My brain is constantly clanging around with recipe ideas. Sometimes they are inspired by dishes I’ve seen in restaurants, in magazines, or on other blogs, but sometimes I get a name in my head for a recipe first.
Pestachio. It’s just fun to say!
But, don’t worry. I wouldn’t post it if pistachio pesto wasn’t also awesome.
If you can imagine a pesto that is somehow a darker, deeper green than one made with just basil and has a richer flavor, this pesto is that.
Of course, there is the shelling issue. While you can buy pistachios pre-shelled, I don’t mind the work and find it a bit meditative. Plus, I reward myself with one pistachio for every four that I shell.
1) Shell pistachios. If you have any stubborn ones, you can use a half shell from another pistachio to pry open the shell.

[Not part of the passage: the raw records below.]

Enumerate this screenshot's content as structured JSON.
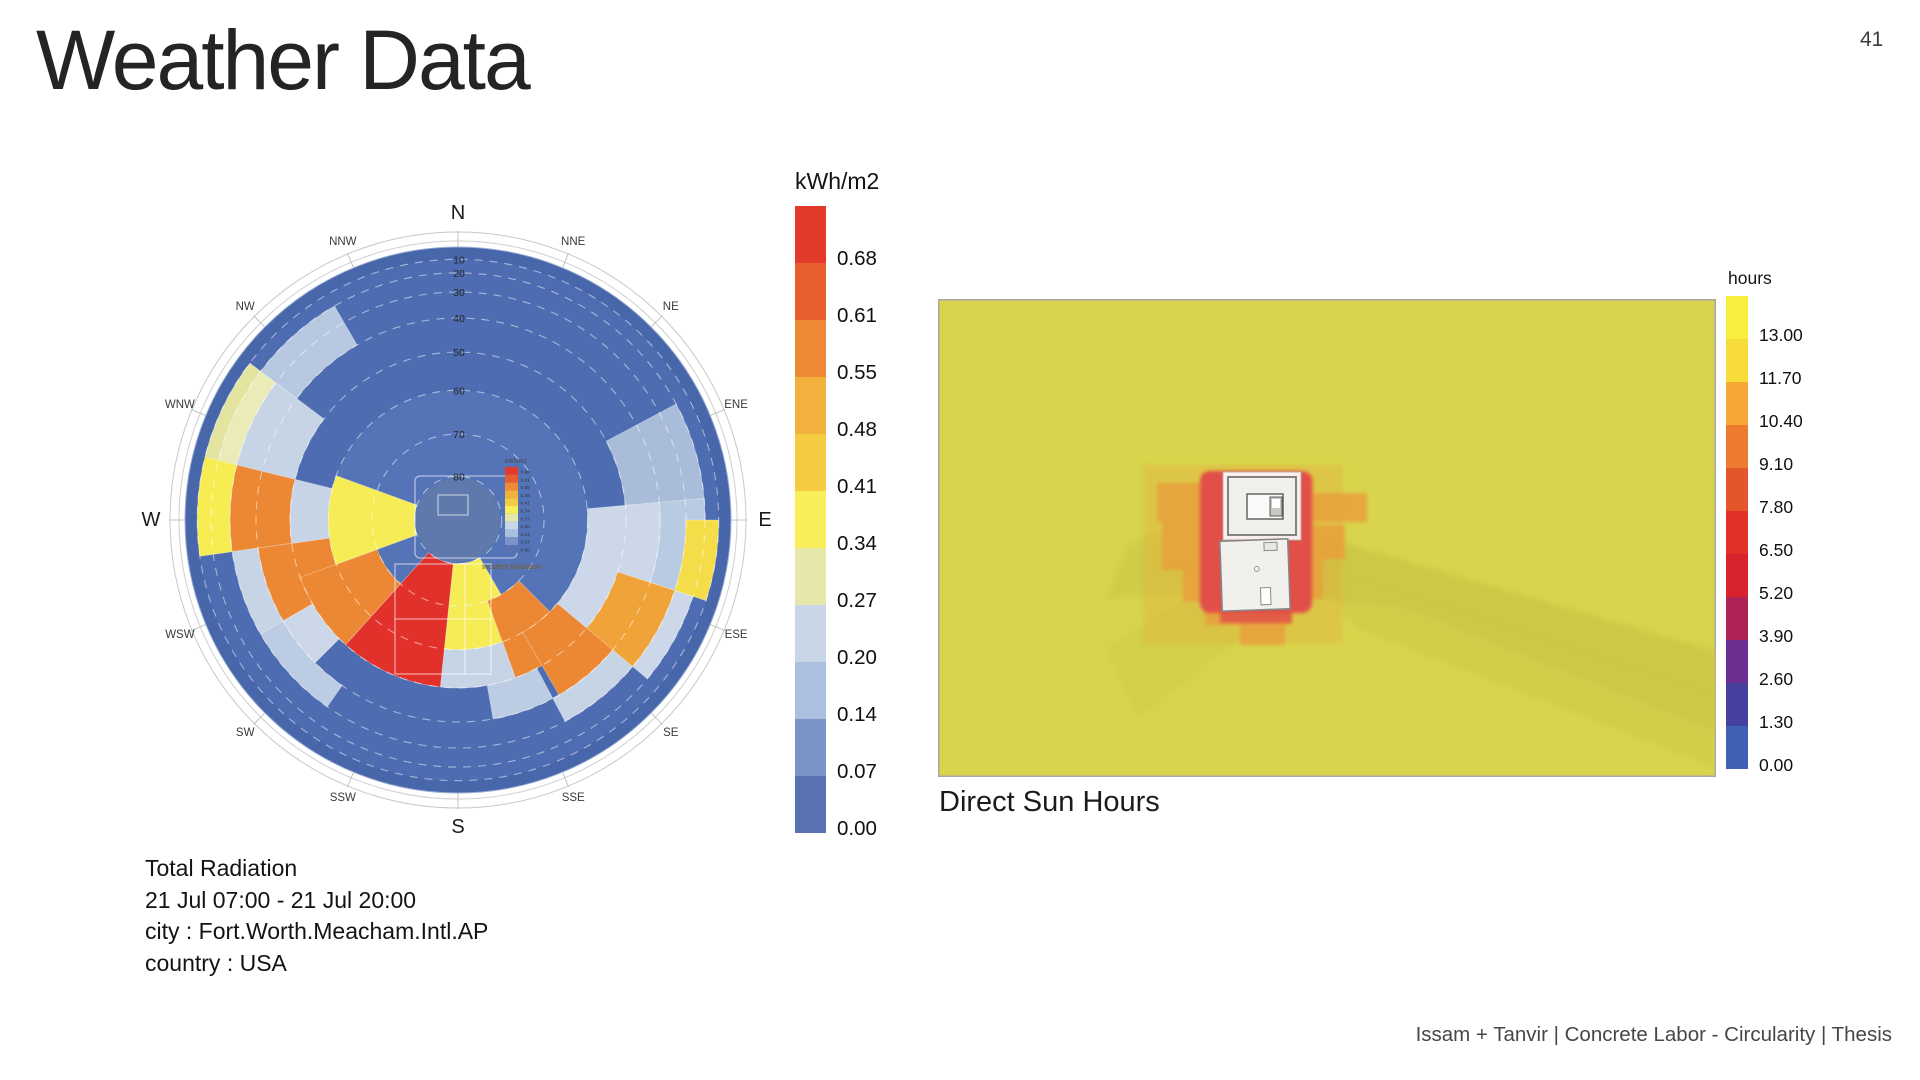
{
  "page": {
    "title": "Weather Data",
    "page_number": "41"
  },
  "footer": {
    "credit": "Issam + Tanvir | Concrete Labor - Circularity | Thesis"
  },
  "chart_data": [
    {
      "type": "polar-heatmap",
      "name": "total-radiation-rose",
      "title": "Total Radiation",
      "period": "21 Jul 07:00 - 21 Jul 20:00",
      "city": "Fort.Worth.Meacham.Intl.AP",
      "country": "USA",
      "units": "kWh/m2",
      "meta_lines": [
        "Total Radiation",
        "21 Jul 07:00 - 21 Jul 20:00",
        "city : Fort.Worth.Meacham.Intl.AP",
        "country : USA"
      ],
      "compass": [
        "N",
        "NNE",
        "NE",
        "ENE",
        "E",
        "ESE",
        "SE",
        "SSE",
        "S",
        "SSW",
        "SW",
        "WSW",
        "W",
        "WNW",
        "NW",
        "NNW"
      ],
      "altitude_ticks": [
        {
          "label": "10",
          "rf": 0.955
        },
        {
          "label": "20",
          "rf": 0.905
        },
        {
          "label": "30",
          "rf": 0.835
        },
        {
          "label": "40",
          "rf": 0.74
        },
        {
          "label": "50",
          "rf": 0.615
        },
        {
          "label": "60",
          "rf": 0.475
        },
        {
          "label": "70",
          "rf": 0.315
        },
        {
          "label": "80",
          "rf": 0.16
        }
      ],
      "ring_fractions": [
        1.0,
        0.955,
        0.905,
        0.835,
        0.74,
        0.615,
        0.475,
        0.315,
        0.16
      ],
      "colors": {
        "base": "#4d6cb1",
        "outer_band": "#4866aa",
        "inner_disc": "#5474b7",
        "center_cap": "#6079ab"
      },
      "colorbar": {
        "title": "kWh/m2",
        "entries": [
          {
            "value": "0.68",
            "color": "#e33b2b"
          },
          {
            "value": "0.61",
            "color": "#e75d30"
          },
          {
            "value": "0.55",
            "color": "#ee8a35"
          },
          {
            "value": "0.48",
            "color": "#f1b13c"
          },
          {
            "value": "0.41",
            "color": "#f4cb41"
          },
          {
            "value": "0.34",
            "color": "#f8ee5a"
          },
          {
            "value": "0.27",
            "color": "#e6e7ab"
          },
          {
            "value": "0.20",
            "color": "#c9d6e8"
          },
          {
            "value": "0.14",
            "color": "#abc0e0"
          },
          {
            "value": "0.07",
            "color": "#7b93c6"
          },
          {
            "value": "0.00",
            "color": "#5872b4"
          }
        ]
      },
      "inner_legend": {
        "title": "kWh/m2",
        "caption": "Incident Radiation"
      },
      "sectors": [
        {
          "az": [
            284,
            307
          ],
          "rings": [
            2,
            2
          ],
          "value": 0.27,
          "color": "#e2e4a0"
        },
        {
          "az": [
            284,
            307
          ],
          "rings": [
            3,
            3
          ],
          "value": 0.27,
          "color": "#eaebb7"
        },
        {
          "az": [
            262,
            284
          ],
          "rings": [
            2,
            3
          ],
          "value": 0.34,
          "color": "#f7ec52"
        },
        {
          "az": [
            307,
            330
          ],
          "rings": [
            3,
            4
          ],
          "value": 0.14,
          "color": "#b7c8e0"
        },
        {
          "az": [
            284,
            307
          ],
          "rings": [
            4,
            5
          ],
          "value": 0.2,
          "color": "#c6d4e6"
        },
        {
          "az": [
            262,
            284
          ],
          "rings": [
            4,
            5
          ],
          "value": 0.55,
          "color": "#ec8833"
        },
        {
          "az": [
            240,
            262
          ],
          "rings": [
            5,
            6
          ],
          "value": 0.55,
          "color": "#ec8833"
        },
        {
          "az": [
            240,
            262
          ],
          "rings": [
            4,
            4
          ],
          "value": 0.2,
          "color": "#c6d4e6"
        },
        {
          "az": [
            262,
            284
          ],
          "rings": [
            6,
            6
          ],
          "value": 0.2,
          "color": "#c6d4e6"
        },
        {
          "az": [
            225,
            240
          ],
          "rings": [
            5,
            6
          ],
          "value": 0.2,
          "color": "#ccd8ea"
        },
        {
          "az": [
            215,
            240
          ],
          "rings": [
            4,
            4
          ],
          "value": 0.14,
          "color": "#bccde3"
        },
        {
          "az": [
            222,
            250
          ],
          "rings": [
            6,
            7
          ],
          "value": 0.55,
          "color": "#ec8833"
        },
        {
          "az": [
            250,
            290
          ],
          "rings": [
            7,
            8
          ],
          "value": 0.34,
          "color": "#f6ec55"
        },
        {
          "az": [
            186,
            222
          ],
          "rings": [
            6,
            8
          ],
          "value": 0.68,
          "color": "#e2302a"
        },
        {
          "az": [
            150,
            186
          ],
          "rings": [
            7,
            8
          ],
          "value": 0.34,
          "color": "#f6ec55"
        },
        {
          "az": [
            135,
            160
          ],
          "rings": [
            6,
            7
          ],
          "value": 0.55,
          "color": "#ec8833"
        },
        {
          "az": [
            160,
            186
          ],
          "rings": [
            6,
            6
          ],
          "value": 0.2,
          "color": "#c6d4e6"
        },
        {
          "az": [
            62,
            85
          ],
          "rings": [
            3,
            5
          ],
          "value": 0.14,
          "color": "#a9bdda"
        },
        {
          "az": [
            85,
            108
          ],
          "rings": [
            3,
            4
          ],
          "value": 0.14,
          "color": "#b9cbe2"
        },
        {
          "az": [
            108,
            130
          ],
          "rings": [
            3,
            4
          ],
          "value": 0.2,
          "color": "#ccd8ea"
        },
        {
          "az": [
            90,
            108
          ],
          "rings": [
            2,
            3
          ],
          "value": 0.34,
          "color": "#f5dd4a"
        },
        {
          "az": [
            85,
            130
          ],
          "rings": [
            5,
            6
          ],
          "value": 0.2,
          "color": "#ccd8ea"
        },
        {
          "az": [
            108,
            132
          ],
          "rings": [
            4,
            5
          ],
          "value": 0.48,
          "color": "#efa338"
        },
        {
          "az": [
            130,
            150
          ],
          "rings": [
            5,
            6
          ],
          "value": 0.55,
          "color": "#ec8833"
        },
        {
          "az": [
            130,
            152
          ],
          "rings": [
            4,
            4
          ],
          "value": 0.2,
          "color": "#c6d4e6"
        },
        {
          "az": [
            152,
            170
          ],
          "rings": [
            5,
            5
          ],
          "value": 0.14,
          "color": "#bccde3"
        }
      ]
    },
    {
      "type": "heatmap",
      "name": "direct-sun-hours-map",
      "title": "Direct Sun Hours",
      "units": "hours",
      "colors": {
        "ground": "#d8d54d",
        "band": "#cbc646",
        "orange": "#e9a03c",
        "red": "#e25048",
        "building_fill": "#f0efec"
      },
      "colorbar": {
        "title": "hours",
        "entries": [
          {
            "value": "13.00",
            "color": "#f9ee3d"
          },
          {
            "value": "11.70",
            "color": "#f8dd3a"
          },
          {
            "value": "10.40",
            "color": "#f5a834"
          },
          {
            "value": "9.10",
            "color": "#ec7b30"
          },
          {
            "value": "7.80",
            "color": "#e5552c"
          },
          {
            "value": "6.50",
            "color": "#e13128"
          },
          {
            "value": "5.20",
            "color": "#d8232e"
          },
          {
            "value": "3.90",
            "color": "#ae2357"
          },
          {
            "value": "2.60",
            "color": "#6e2d91"
          },
          {
            "value": "1.30",
            "color": "#46409f"
          },
          {
            "value": "0.00",
            "color": "#3f62b5"
          }
        ]
      },
      "regions": [
        {
          "name": "open ground",
          "hours_bin": "11.70 - 13.00"
        },
        {
          "name": "diagonal morning/evening shadow bands",
          "hours_bin": "9.10 - 11.70"
        },
        {
          "name": "stepped shadow around buildings",
          "hours_bin": "7.80 - 10.40"
        },
        {
          "name": "immediately adjacent to buildings",
          "hours_bin": "3.90 - 6.50"
        },
        {
          "name": "building footprints",
          "hours_bin": "n/a"
        }
      ]
    }
  ]
}
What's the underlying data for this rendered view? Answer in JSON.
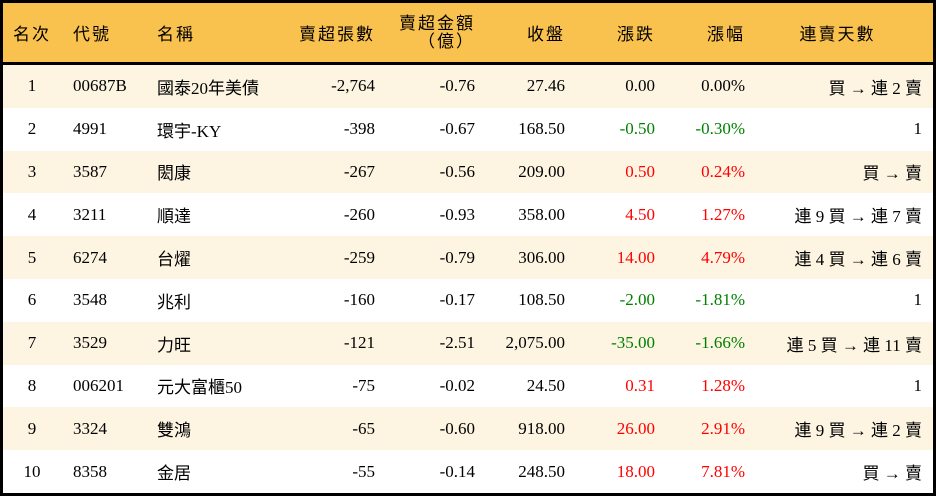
{
  "headers": {
    "rank": "名次",
    "code": "代號",
    "name": "名稱",
    "shares": "賣超張數",
    "amount_l1": "賣超金額",
    "amount_l2": "（億）",
    "close": "收盤",
    "change": "漲跌",
    "pct": "漲幅",
    "streak": "連賣天數"
  },
  "colors": {
    "header_bg": "#F9C14E",
    "odd_row_bg": "#FDF5E2",
    "up": "#FF0000",
    "down": "#008000"
  },
  "rows": [
    {
      "rank": "1",
      "code": "00687B",
      "name": "國泰20年美債",
      "shares": "-2,764",
      "amount": "-0.76",
      "close": "27.46",
      "change": "0.00",
      "pct": "0.00%",
      "dir": "flat",
      "streak": "買 → 連 2 賣"
    },
    {
      "rank": "2",
      "code": "4991",
      "name": "環宇-KY",
      "shares": "-398",
      "amount": "-0.67",
      "close": "168.50",
      "change": "-0.50",
      "pct": "-0.30%",
      "dir": "down",
      "streak": "1"
    },
    {
      "rank": "3",
      "code": "3587",
      "name": "閎康",
      "shares": "-267",
      "amount": "-0.56",
      "close": "209.00",
      "change": "0.50",
      "pct": "0.24%",
      "dir": "up",
      "streak": "買 → 賣"
    },
    {
      "rank": "4",
      "code": "3211",
      "name": "順達",
      "shares": "-260",
      "amount": "-0.93",
      "close": "358.00",
      "change": "4.50",
      "pct": "1.27%",
      "dir": "up",
      "streak": "連 9 買 → 連 7 賣"
    },
    {
      "rank": "5",
      "code": "6274",
      "name": "台燿",
      "shares": "-259",
      "amount": "-0.79",
      "close": "306.00",
      "change": "14.00",
      "pct": "4.79%",
      "dir": "up",
      "streak": "連 4 買 → 連 6 賣"
    },
    {
      "rank": "6",
      "code": "3548",
      "name": "兆利",
      "shares": "-160",
      "amount": "-0.17",
      "close": "108.50",
      "change": "-2.00",
      "pct": "-1.81%",
      "dir": "down",
      "streak": "1"
    },
    {
      "rank": "7",
      "code": "3529",
      "name": "力旺",
      "shares": "-121",
      "amount": "-2.51",
      "close": "2,075.00",
      "change": "-35.00",
      "pct": "-1.66%",
      "dir": "down",
      "streak": "連 5 買 → 連 11 賣"
    },
    {
      "rank": "8",
      "code": "006201",
      "name": "元大富櫃50",
      "shares": "-75",
      "amount": "-0.02",
      "close": "24.50",
      "change": "0.31",
      "pct": "1.28%",
      "dir": "up",
      "streak": "1"
    },
    {
      "rank": "9",
      "code": "3324",
      "name": "雙鴻",
      "shares": "-65",
      "amount": "-0.60",
      "close": "918.00",
      "change": "26.00",
      "pct": "2.91%",
      "dir": "up",
      "streak": "連 9 買 → 連 2 賣"
    },
    {
      "rank": "10",
      "code": "8358",
      "name": "金居",
      "shares": "-55",
      "amount": "-0.14",
      "close": "248.50",
      "change": "18.00",
      "pct": "7.81%",
      "dir": "up",
      "streak": "買 → 賣"
    }
  ]
}
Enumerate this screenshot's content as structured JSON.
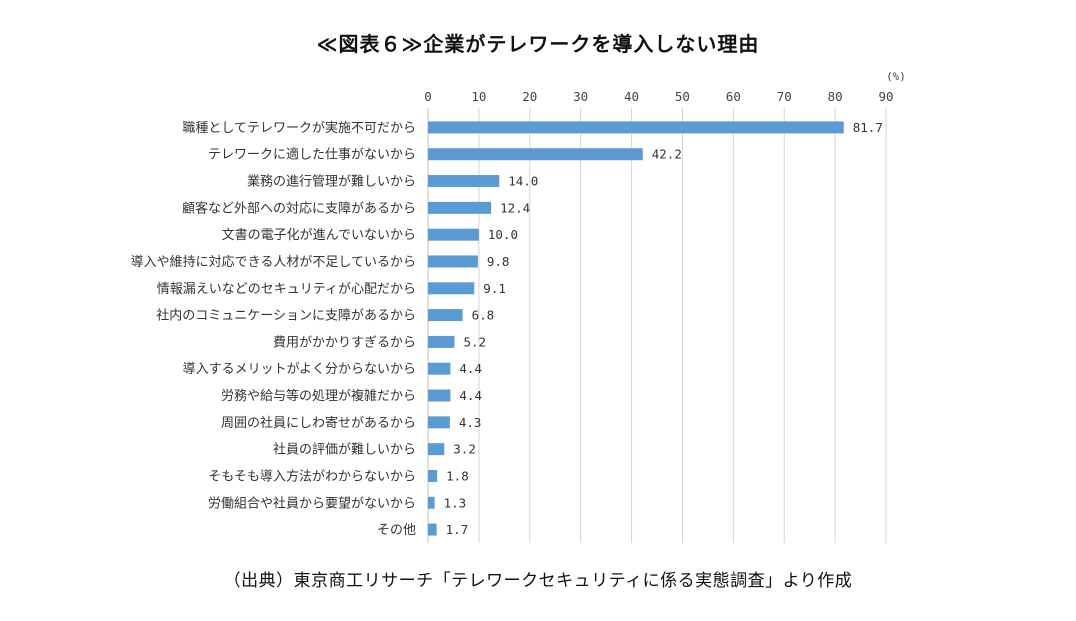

2) Add nuts to a food processor with basil, mint, and minced garlic. Drizzle in a few tablespoons of olive oil and pulse until the mixture is a coarse paste.
3) Drizzle in rest of olive oil until pesto is a good consistency. There shouldn’t be any lumps, but it doesn’t need to be completely smooth.
4) Remove pesto from food processor and season with salt and pepper. Stir in minced scallions and Parmesan cheese.
Store pesto in the fridge for up to five days.
To use it in pasta, it’s best to warm it in a pot with some hot pasta water to loosen it a bit. Then stir that mixture into the hot pasta.
You want about six ounces of pistachios for this recipe and that is roughly a cup of shelled pistachios. If you’ve never shelled that many pistachios, it’s an almost impossible amount to reach because when you get about half a cup, you will find yourself eating as many as you shell.
It’s a never-ending cycle. Just make sure you have enough pistachios on hand to do the recipe and snack!
One tip: If you have a stubborn nut, you can use the half of a shell from an already shelled pistachio to pry open the stubborn one. Works like a charm!
Once you get enough pistachios to measure out a cup or so, add them to a food processor with the basil, a clove of minced garlic, and some mint.
The mint/basil combo is another nice little touch. You could use all basil if you wanted, but I really like the mint. A little goes a long way.
Add enough olive oil to make sure the mixture can form a coarse paste. Then you can add the rest of the olive oil in a slow stream as the mix processes.
This was my finished pulsed pesto.
It looks good, but we have a few more add-ins to go.
Besides a big pinch of salt and pepper, the pestachio will benefit from some cheese (parm is always a good bet) and some mild onion flavor. Instead of processing these things in though, I like to stir them in so the pesto has a little texture to it.
The finished pesto has a beautiful color. If you’re storing it for later, add a drizzle of oil to the top of it which will keep it fresh.
I just love the dark green color.
Using the Pistachio Pesto
You can use the pestachio in pretty much any recipe that calls for pesto. It has such great flavor though, I think it’s best served with pasta on its own.
The key to making this really shine is to cook your pasta and reserve about 1 cup of salty pasta water. Then heat your pesto in a separate pot over medium-low heat and add enough reserved, hot pasta water to loosen the pesto a bit. It should almost turn into a creamy sauce.
Then toss your hot, drained pasta right in and stir it all together. The little bit of pasta water will make everything come together.
You need nothing else on this pasta. It’s delicious just like this. Pile it high and dig in!